Peter L. Salgo, MD: That’s sad. Let’s approach this from a different direction. What is the standard protocol for treating one of these skin infections? I don’t care if you’re in your private practitioner’s office or the ED. Is there a standard protocol, and, if so, what is it?

Bruce M. Jones, PharmD, BCPS: I’ll be honest—being a community health system, we don’t. We don’t have what I would consider to be a standard protocol. I will joke around, and what a lot of patients, especially the ones that are admitted, get is what I like to call nothinkamycin. They get piperacillin/tazobactam/vancomycin because it’s easy, and they know that it will cover everything.

Peter L. Salgo, MD: Wait, tazobactam/vancomycin?

Bruce M. Jones, PharmD, BCPS: Oh, yes.

Peter L. Salgo, MD: That’s it?

Bruce M. Jones, PharmD, BCPS: That’s it—covers everything, right? We see a lot of that, and I think that’s one of the issues we struggle with…trying to streamline and trying to standardize what we do.

Peter L. Salgo, MD: Antibiotic stewardship alone would say, “Whoa, wait a minute.”

Bruce M. Jones, PharmD, BCPS: Oh, absolutely, absolutely.

Yoav Golan, MD: When you say “standard protocol,” in the minds of many, patients are seen in the emergency department and then the question is, have they graduated to IV vancomycin? Because they are going to get admitted. When you talk about variations, you may talk about what else is going to be given in addition to vancomycin, but vancomycin has become the standard of therapy. By saying that, you understand that we have a problem. We have a problem because vancomycin may not be such a great antibiotic as compared with oxacillin (Bactocill) and cephalexin (Keflex) and other antibiotics that we’ve been using for a long time. The susceptibility to vancomycin is decreasing, even though resistance almost does not exist, and we have to use more vancomycin.

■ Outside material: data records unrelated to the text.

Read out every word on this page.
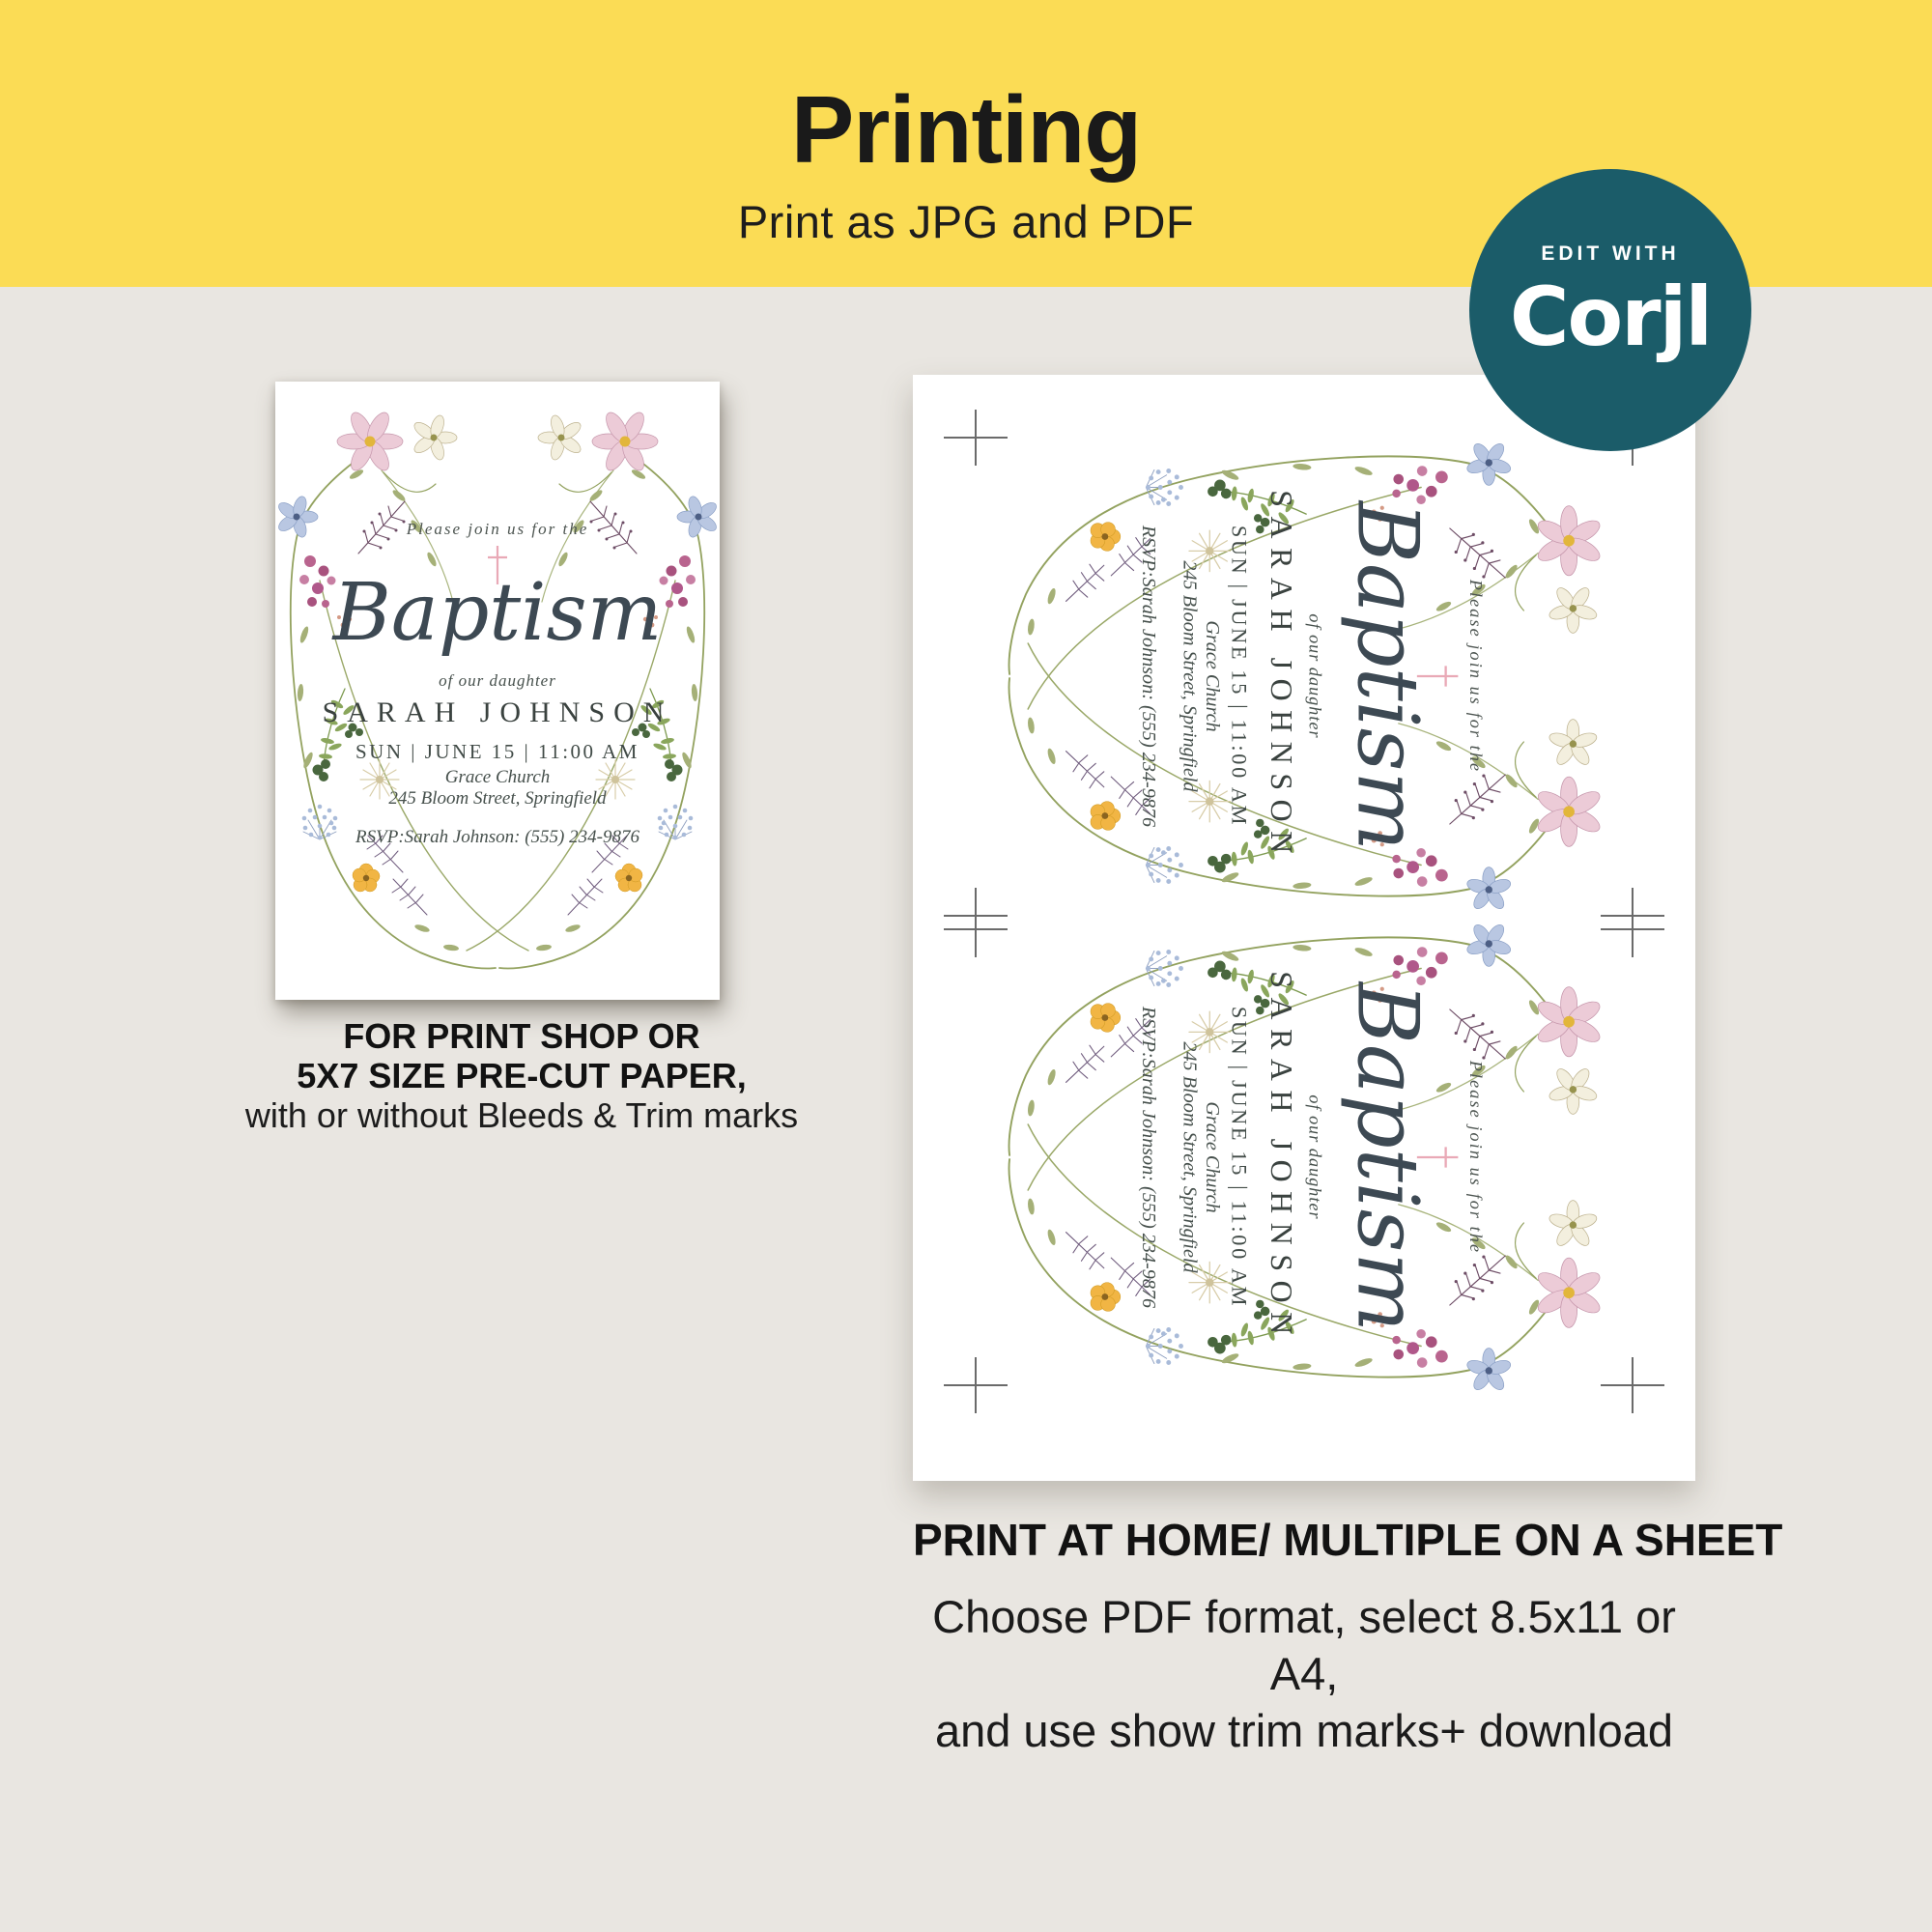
Printing
Print as JPG and PDF
EDIT WITH
Corjl
Please join us for the
Baptism
of our daughter
SARAH JOHNSON
SUN | JUNE 15 | 11:00 AM
Grace Church
245 Bloom Street, Springfield
RSVP:Sarah Johnson: (555) 234-9876
FOR PRINT SHOP OR
5X7 SIZE PRE-CUT PAPER,
with or without Bleeds & Trim marks
Please join us for the
Baptism
of our daughter
SARAH JOHNSON
SUN | JUNE 15 | 11:00 AM
Grace Church
245 Bloom Street, Springfield
RSVP:Sarah Johnson: (555) 234-9876
Please join us for the
Baptism
of our daughter
SARAH JOHNSON
SUN | JUNE 15 | 11:00 AM
Grace Church
245 Bloom Street, Springfield
RSVP:Sarah Johnson: (555) 234-9876
PRINT AT HOME/ MULTIPLE ON A SHEET
Choose PDF format, select 8.5x11 or A4,
and use show trim marks+ download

Peter L. Salgo, MD: I’ve got to stop you right there, because that’s a technical issue, isn’t it? Resistance versus susceptibility? At some point when you’re really resistant or you’re really not susceptible, aren’t you de facto resistant?

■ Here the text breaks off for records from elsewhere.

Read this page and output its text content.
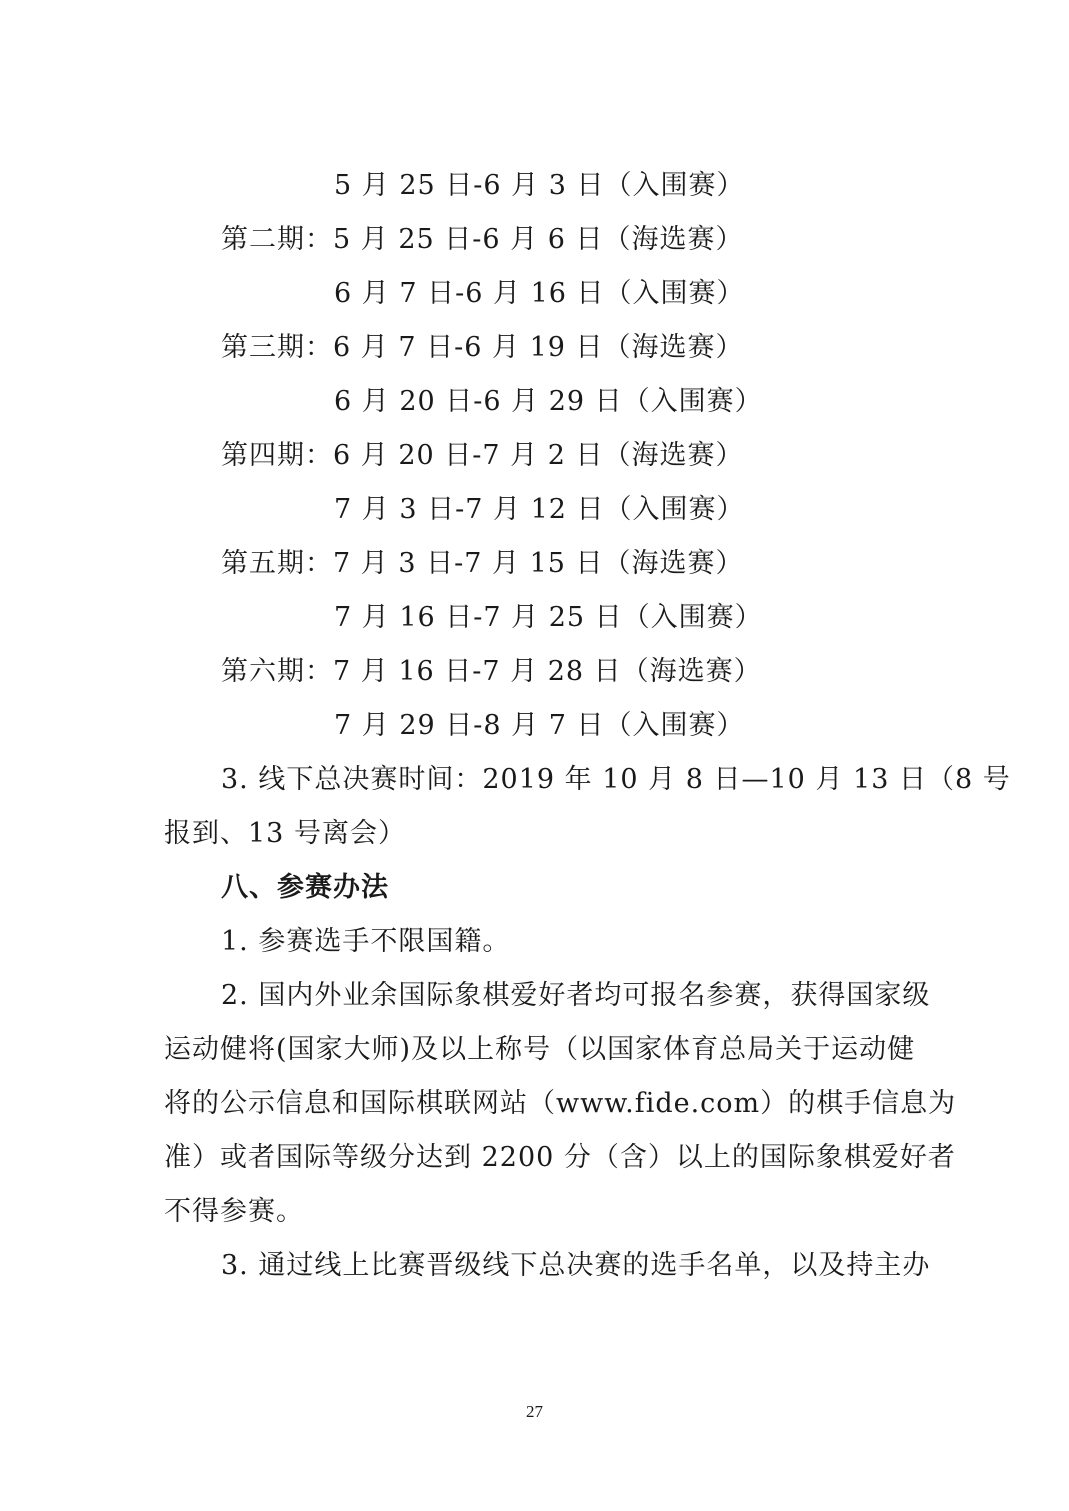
5 月 25 日-6 月 3 日（入围赛）
第二期：5 月 25 日-6 月 6 日（海选赛）
6 月 7 日-6 月 16 日（入围赛）
第三期：6 月 7 日-6 月 19 日（海选赛）
6 月 20 日-6 月 29 日（入围赛）
第四期：6 月 20 日-7 月 2 日（海选赛）
7 月 3 日-7 月 12 日（入围赛）
第五期：7 月 3 日-7 月 15 日（海选赛）
7 月 16 日-7 月 25 日（入围赛）
第六期：7 月 16 日-7 月 28 日（海选赛）
7 月 29 日-8 月 7 日（入围赛）
3. 线下总决赛时间：2019 年 10 月 8 日—10 月 13 日（8 号
报到、13 号离会）
八、参赛办法
1. 参赛选手不限国籍。
2. 国内外业余国际象棋爱好者均可报名参赛，获得国家级
运动健将(国家大师)及以上称号（以国家体育总局关于运动健
将的公示信息和国际棋联网站（www.fide.com）的棋手信息为
准）或者国际等级分达到 2200 分（含）以上的国际象棋爱好者
不得参赛。
3. 通过线上比赛晋级线下总决赛的选手名单，以及持主办
27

Yoav Golan, MD: Well, if you can overcome this increasing minimum inhibitory concentration or decreased susceptibility with increasing the dose of the antibiotic, then you’re not resistant, but you require more of the antibiotic.

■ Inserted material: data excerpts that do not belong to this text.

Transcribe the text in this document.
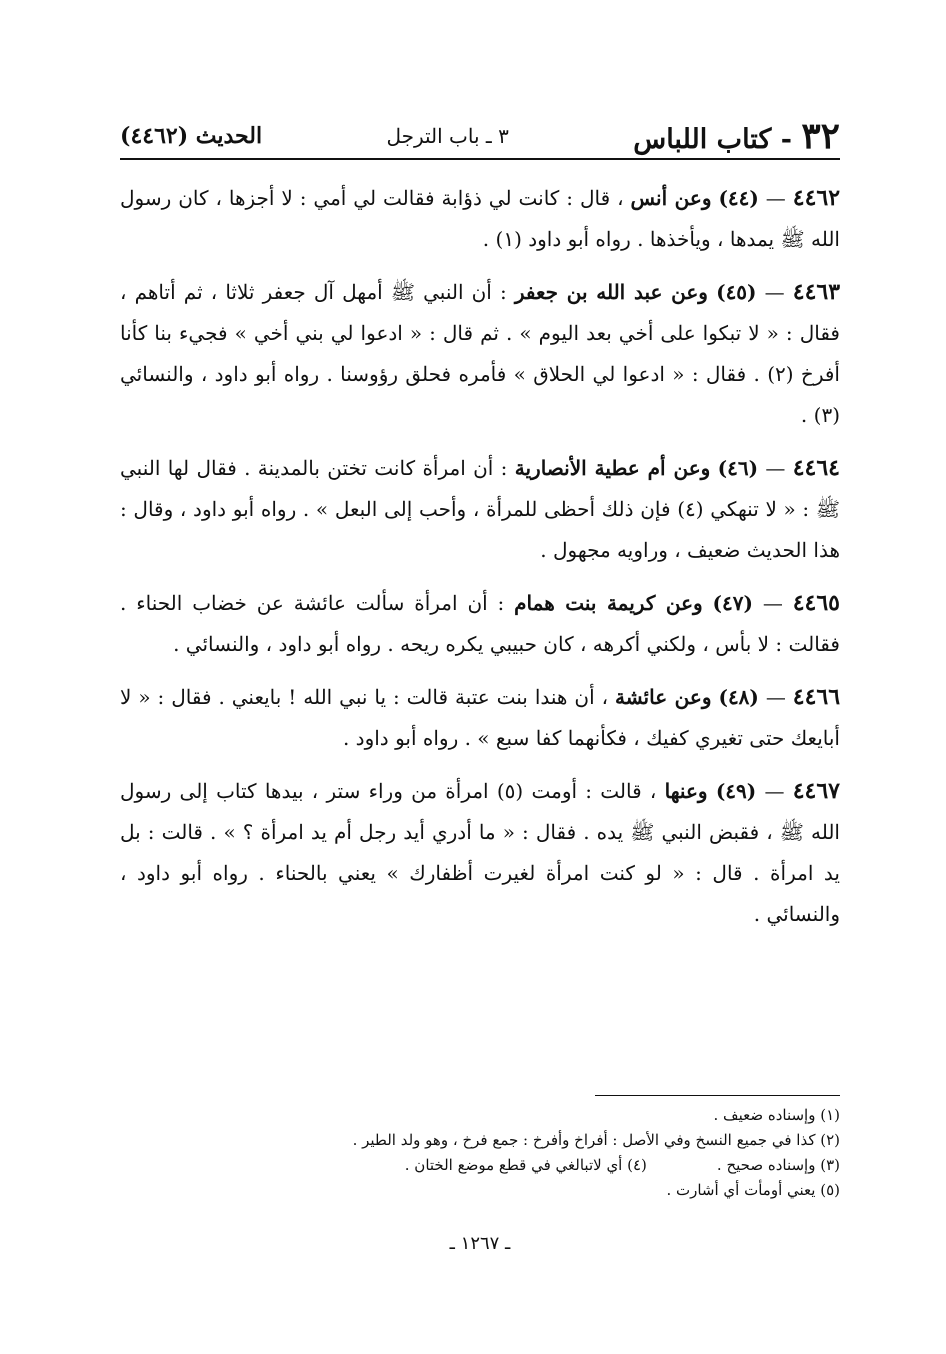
٣٢ - كتاب اللباس
٣ ـ باب الترجل
الحديث (٤٤٦٢)

٤٤٦٢ — (٤٤) وعن أنس ، قال : كانت لي ذؤابة فقالت لي أمي : لا أجزها ، كان رسول الله ﷺ يمدها ، ويأخذها . رواه أبو داود (١) .

٤٤٦٣ — (٤٥) وعن عبد الله بن جعفر : أن النبي ﷺ أمهل آل جعفر ثلاثا ، ثم أتاهم ، فقال : « لا تبكوا على أخي بعد اليوم » . ثم قال : « ادعوا لي بني أخي » فجيء بنا كأنا أفرخ (٢) . فقال : « ادعوا لي الحلاق » فأمره فحلق رؤوسنا . رواه أبو داود ، والنسائي (٣) .

٤٤٦٤ — (٤٦) وعن أم عطية الأنصارية : أن امرأة كانت تختن بالمدينة . فقال لها النبي ﷺ : « لا تنهكي (٤) فإن ذلك أحظى للمرأة ، وأحب إلى البعل » . رواه أبو داود ، وقال : هذا الحديث ضعيف ، وراويه مجهول .

٤٤٦٥ — (٤٧) وعن كريمة بنت همام : أن امرأة سألت عائشة عن خضاب الحناء . فقالت : لا بأس ، ولكني أكرهه ، كان حبيبي يكره ريحه . رواه أبو داود ، والنسائي .

٤٤٦٦ — (٤٨) وعن عائشة ، أن هندا بنت عتبة قالت : يا نبي الله ! بايعني . فقال : « لا أبايعك حتى تغيري كفيك ، فكأنهما كفا سبع » . رواه أبو داود .

٤٤٦٧ — (٤٩) وعنها ، قالت : أومت (٥) امرأة من وراء ستر ، بيدها كتاب إلى رسول الله ﷺ ، فقبض النبي ﷺ يده . فقال : « ما أدري أيد رجل أم يد امرأة ؟ » . قالت : بل يد امرأة . قال : « لو كنت امرأة لغيرت أظفارك » يعني بالحناء . رواه أبو داود ، والنسائي .

(١) وإسناده ضعيف .

(٢) كذا في جميع النسخ وفي الأصل : أفراخ وأفرخ : جمع فرخ ، وهو ولد الطير .

(٣) وإسناده صحيح .
(٤) أي لاتبالغي في قطع موضع الختان .

(٥) يعني أومأت أي أشارت .

ـ ١٢٦٧ ـ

Peter L. Salgo, MD: Nobody wants to back a dump truck of vancomycin up to a patient’s bed, right?

Yoav Golan, MD: Well, that’s what we do.

Peter L. Salgo, MD: I’m afraid to even think about this.

Yoav Golan, MD: That’s what we do. As you know, we monitor vancomycin levels with trough levels, and 15 years ago, the textbook said you have to keep the patient between 5 μg/ml and 10 μg/ml. Now with severe infections, we keep patients between 15 μg/ml and 20 μg/ml.

Peter L. Salgo, MD: That’s a challenge.

Yoav Golan, MD: It’s definitely a challenge.